Coping with and overcoming victim mentality
“Once a person can have the insight to recognize that they have been stuck in their victim mentality, it is important to have self-compassion.
There is no need to judge oneself for struggling with victim mentality, because self-judgment and self-criticism won’t help the person grow out of their victim mentality.
Self-compassion can look like, ‘I noticed I have been engaging in a victim mentality, and I feel embarrassed about it. It is OK to feel bad about it, I am learning to change it.’” — Dr. Menije
Sturmer expands on how a person can cope with victim mentality:
- Notice your triggers: Are there certain people or situations where you find yourself sliding into a sense of helplessness and self-pity? If so, ask yourself what you can do to bolster your confidence and assertiveness beforehand.
- Evaluate your mentality: We can’t control what other people will say, do, or think.
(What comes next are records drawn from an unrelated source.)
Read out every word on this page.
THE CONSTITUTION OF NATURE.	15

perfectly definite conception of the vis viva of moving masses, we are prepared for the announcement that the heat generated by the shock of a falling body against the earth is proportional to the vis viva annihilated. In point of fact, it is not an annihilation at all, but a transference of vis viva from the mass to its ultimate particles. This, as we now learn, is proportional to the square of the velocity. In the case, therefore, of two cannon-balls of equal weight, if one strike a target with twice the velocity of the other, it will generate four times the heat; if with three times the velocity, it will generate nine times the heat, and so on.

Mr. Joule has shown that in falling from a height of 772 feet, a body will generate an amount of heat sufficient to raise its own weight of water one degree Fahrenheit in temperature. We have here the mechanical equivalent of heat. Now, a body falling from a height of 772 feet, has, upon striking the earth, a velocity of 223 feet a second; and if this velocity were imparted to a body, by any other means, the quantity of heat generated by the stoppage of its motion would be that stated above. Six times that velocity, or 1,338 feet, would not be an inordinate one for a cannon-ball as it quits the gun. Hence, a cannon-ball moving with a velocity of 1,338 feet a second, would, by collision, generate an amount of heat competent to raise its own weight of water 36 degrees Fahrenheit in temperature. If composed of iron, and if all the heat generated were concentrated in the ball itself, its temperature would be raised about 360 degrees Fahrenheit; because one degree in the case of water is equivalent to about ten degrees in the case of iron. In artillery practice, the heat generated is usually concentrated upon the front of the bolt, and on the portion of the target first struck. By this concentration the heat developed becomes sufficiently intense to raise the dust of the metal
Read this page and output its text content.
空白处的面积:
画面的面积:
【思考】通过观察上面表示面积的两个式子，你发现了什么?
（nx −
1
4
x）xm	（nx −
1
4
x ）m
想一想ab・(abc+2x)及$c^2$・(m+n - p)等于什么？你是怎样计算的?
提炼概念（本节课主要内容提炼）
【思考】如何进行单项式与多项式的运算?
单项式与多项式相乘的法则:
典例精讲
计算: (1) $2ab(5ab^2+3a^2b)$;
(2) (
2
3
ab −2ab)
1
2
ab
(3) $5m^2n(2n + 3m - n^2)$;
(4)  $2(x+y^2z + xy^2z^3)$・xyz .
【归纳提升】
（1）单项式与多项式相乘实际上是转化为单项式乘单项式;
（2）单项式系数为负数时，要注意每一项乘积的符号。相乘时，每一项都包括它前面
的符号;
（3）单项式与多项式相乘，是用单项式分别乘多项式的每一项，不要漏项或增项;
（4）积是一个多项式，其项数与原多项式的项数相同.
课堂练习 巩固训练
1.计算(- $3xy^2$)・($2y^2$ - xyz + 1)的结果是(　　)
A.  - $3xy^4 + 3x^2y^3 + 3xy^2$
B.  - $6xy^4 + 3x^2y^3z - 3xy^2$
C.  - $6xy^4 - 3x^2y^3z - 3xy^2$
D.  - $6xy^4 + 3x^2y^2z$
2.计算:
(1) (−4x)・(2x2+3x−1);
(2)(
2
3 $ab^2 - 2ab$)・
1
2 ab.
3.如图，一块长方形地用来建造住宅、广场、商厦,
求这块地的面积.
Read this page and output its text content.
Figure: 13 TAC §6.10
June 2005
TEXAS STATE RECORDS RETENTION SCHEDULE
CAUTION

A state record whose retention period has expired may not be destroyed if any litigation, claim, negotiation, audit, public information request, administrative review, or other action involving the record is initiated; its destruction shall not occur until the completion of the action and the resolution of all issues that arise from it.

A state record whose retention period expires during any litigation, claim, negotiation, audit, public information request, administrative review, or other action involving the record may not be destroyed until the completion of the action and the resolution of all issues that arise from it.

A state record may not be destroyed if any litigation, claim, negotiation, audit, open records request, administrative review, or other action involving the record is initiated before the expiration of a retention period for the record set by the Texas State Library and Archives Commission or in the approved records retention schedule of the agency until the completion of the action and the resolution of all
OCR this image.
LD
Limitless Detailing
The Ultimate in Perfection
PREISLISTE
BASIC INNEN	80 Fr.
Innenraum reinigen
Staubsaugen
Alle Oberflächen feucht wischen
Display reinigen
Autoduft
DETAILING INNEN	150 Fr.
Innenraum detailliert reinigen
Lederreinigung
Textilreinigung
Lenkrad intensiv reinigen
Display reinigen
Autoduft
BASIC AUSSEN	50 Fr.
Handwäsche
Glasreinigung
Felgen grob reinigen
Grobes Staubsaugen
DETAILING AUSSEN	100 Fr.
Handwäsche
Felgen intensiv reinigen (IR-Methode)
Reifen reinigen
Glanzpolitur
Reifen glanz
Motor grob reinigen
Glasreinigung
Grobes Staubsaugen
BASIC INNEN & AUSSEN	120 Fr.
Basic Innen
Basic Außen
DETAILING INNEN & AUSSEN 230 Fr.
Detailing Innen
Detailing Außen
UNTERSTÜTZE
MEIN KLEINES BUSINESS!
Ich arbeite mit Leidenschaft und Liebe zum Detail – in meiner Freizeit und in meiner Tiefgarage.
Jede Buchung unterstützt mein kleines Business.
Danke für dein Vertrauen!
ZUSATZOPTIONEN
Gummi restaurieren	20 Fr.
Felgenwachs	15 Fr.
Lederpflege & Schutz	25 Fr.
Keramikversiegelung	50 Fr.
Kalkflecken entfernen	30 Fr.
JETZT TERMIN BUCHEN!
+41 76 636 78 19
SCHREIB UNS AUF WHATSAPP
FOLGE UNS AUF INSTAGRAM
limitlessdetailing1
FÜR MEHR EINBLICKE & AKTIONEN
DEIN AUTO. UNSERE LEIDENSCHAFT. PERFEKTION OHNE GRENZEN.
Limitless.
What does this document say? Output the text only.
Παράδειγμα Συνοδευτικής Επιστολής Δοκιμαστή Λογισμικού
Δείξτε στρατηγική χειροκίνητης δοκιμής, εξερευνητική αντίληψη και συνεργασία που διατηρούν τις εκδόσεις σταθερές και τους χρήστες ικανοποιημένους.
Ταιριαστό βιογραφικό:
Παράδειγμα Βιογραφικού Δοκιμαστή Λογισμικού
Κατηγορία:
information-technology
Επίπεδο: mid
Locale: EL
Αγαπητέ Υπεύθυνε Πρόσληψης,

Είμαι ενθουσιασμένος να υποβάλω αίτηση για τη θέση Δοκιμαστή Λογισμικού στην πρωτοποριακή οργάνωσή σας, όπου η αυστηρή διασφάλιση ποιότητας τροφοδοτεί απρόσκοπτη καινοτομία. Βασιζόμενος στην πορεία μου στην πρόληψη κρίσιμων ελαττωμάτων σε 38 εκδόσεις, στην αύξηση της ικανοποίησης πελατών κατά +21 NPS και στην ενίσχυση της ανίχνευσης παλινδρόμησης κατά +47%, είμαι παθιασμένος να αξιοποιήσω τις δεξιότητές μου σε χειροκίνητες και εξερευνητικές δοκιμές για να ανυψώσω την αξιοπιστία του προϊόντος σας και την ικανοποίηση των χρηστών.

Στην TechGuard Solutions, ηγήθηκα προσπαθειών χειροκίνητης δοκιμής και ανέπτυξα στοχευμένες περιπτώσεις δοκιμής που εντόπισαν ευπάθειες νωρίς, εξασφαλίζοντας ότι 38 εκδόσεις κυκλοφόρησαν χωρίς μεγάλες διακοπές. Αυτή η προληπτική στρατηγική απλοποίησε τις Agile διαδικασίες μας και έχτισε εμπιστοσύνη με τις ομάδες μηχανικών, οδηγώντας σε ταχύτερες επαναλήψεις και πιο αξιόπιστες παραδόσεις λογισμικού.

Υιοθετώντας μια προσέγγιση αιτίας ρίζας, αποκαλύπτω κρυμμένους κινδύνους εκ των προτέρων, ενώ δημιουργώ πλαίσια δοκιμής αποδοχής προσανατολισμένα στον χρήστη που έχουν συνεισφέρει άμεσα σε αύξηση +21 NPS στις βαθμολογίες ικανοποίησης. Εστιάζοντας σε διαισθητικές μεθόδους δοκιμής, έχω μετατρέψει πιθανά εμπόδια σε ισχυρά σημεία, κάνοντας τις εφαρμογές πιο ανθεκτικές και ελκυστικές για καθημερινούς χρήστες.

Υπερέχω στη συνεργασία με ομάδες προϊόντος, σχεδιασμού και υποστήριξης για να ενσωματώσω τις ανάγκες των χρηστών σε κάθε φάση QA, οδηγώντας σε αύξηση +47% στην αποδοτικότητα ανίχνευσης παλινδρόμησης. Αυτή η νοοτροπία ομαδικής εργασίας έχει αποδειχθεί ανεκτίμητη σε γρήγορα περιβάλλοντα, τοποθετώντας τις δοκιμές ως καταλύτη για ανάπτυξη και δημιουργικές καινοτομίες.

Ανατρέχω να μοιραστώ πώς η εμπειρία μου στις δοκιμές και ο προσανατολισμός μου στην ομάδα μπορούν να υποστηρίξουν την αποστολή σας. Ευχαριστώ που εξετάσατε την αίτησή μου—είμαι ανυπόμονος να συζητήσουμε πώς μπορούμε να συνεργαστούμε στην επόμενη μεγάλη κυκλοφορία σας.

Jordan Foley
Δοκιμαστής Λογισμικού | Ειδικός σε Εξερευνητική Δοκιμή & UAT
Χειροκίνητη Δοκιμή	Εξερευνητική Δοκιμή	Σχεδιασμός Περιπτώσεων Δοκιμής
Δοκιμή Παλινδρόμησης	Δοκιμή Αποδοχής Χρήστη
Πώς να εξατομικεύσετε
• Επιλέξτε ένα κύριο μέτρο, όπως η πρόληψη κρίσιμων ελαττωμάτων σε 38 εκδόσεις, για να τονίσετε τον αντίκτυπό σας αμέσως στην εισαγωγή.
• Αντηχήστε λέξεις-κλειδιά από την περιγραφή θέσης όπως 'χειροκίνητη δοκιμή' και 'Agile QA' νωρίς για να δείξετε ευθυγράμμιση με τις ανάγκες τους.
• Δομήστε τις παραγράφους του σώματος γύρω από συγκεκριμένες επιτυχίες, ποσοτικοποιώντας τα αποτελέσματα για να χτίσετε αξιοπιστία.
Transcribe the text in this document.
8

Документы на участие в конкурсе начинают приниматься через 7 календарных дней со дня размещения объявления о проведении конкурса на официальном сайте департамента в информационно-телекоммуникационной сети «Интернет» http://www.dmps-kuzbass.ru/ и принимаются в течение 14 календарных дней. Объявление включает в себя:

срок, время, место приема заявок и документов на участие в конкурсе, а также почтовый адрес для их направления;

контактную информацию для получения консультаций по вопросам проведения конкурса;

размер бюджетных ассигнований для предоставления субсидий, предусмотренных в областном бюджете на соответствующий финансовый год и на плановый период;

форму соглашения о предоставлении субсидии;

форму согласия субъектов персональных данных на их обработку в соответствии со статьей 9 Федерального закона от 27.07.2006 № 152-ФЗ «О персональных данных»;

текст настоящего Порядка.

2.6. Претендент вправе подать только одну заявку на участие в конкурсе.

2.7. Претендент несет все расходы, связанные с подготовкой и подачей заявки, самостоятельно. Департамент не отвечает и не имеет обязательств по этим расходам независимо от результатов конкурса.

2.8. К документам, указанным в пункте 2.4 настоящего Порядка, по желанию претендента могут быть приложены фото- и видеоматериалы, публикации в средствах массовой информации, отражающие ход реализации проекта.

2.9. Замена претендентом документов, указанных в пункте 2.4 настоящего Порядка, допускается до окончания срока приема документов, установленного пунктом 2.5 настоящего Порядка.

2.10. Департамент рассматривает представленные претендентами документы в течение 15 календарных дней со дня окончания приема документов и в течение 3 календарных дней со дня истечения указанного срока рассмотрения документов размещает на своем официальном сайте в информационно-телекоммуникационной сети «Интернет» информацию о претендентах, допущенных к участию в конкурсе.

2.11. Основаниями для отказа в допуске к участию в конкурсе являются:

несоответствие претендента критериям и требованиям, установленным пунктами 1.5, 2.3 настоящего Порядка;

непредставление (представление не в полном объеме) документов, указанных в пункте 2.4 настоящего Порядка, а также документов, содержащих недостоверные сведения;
But, by and large, we control how we respond to those around us. Ask yourself whether you feel as if you are in control of your own responses.
- Reflect on where your victim mentality stems from: Have you always felt this way? It might be worth exploring the root cause further. Perhaps it’s based on your relationships or an experience that you have been through. Can you find a way to ground yourself in the present and remind yourself that, whatever you have been through in the past, it’s over now? And reflect on whether you have what you need to write a new chapter of your story.
According to Dr. Menije, healthy communication is also critical to overcome victim mentality:
“Another important tool for coping with it, aside from self-awareness and self-compassion, is learning healthier communication skills. After all, victim mentality is triggered by conflict or unpleasant situations.
So, we have to learn healthier ways to manage and communicate conflicts with others so that we don’t fall back on our victim mentality.”
Mental health resources
Visit our dedicated hub for more research-backed information and resources on mental health and well-being.
Victim mentality is when a person views themselves as a victim in various situations, even when there is evidence otherwise.
The signs of victim mentality include blaming others, believing others cannot be trusted, and not taking responsibility for one’s own actions.
Some research suggests that victim mentality may be a personality trait in some people. It may also result from life experiences, including family relationships or trauma.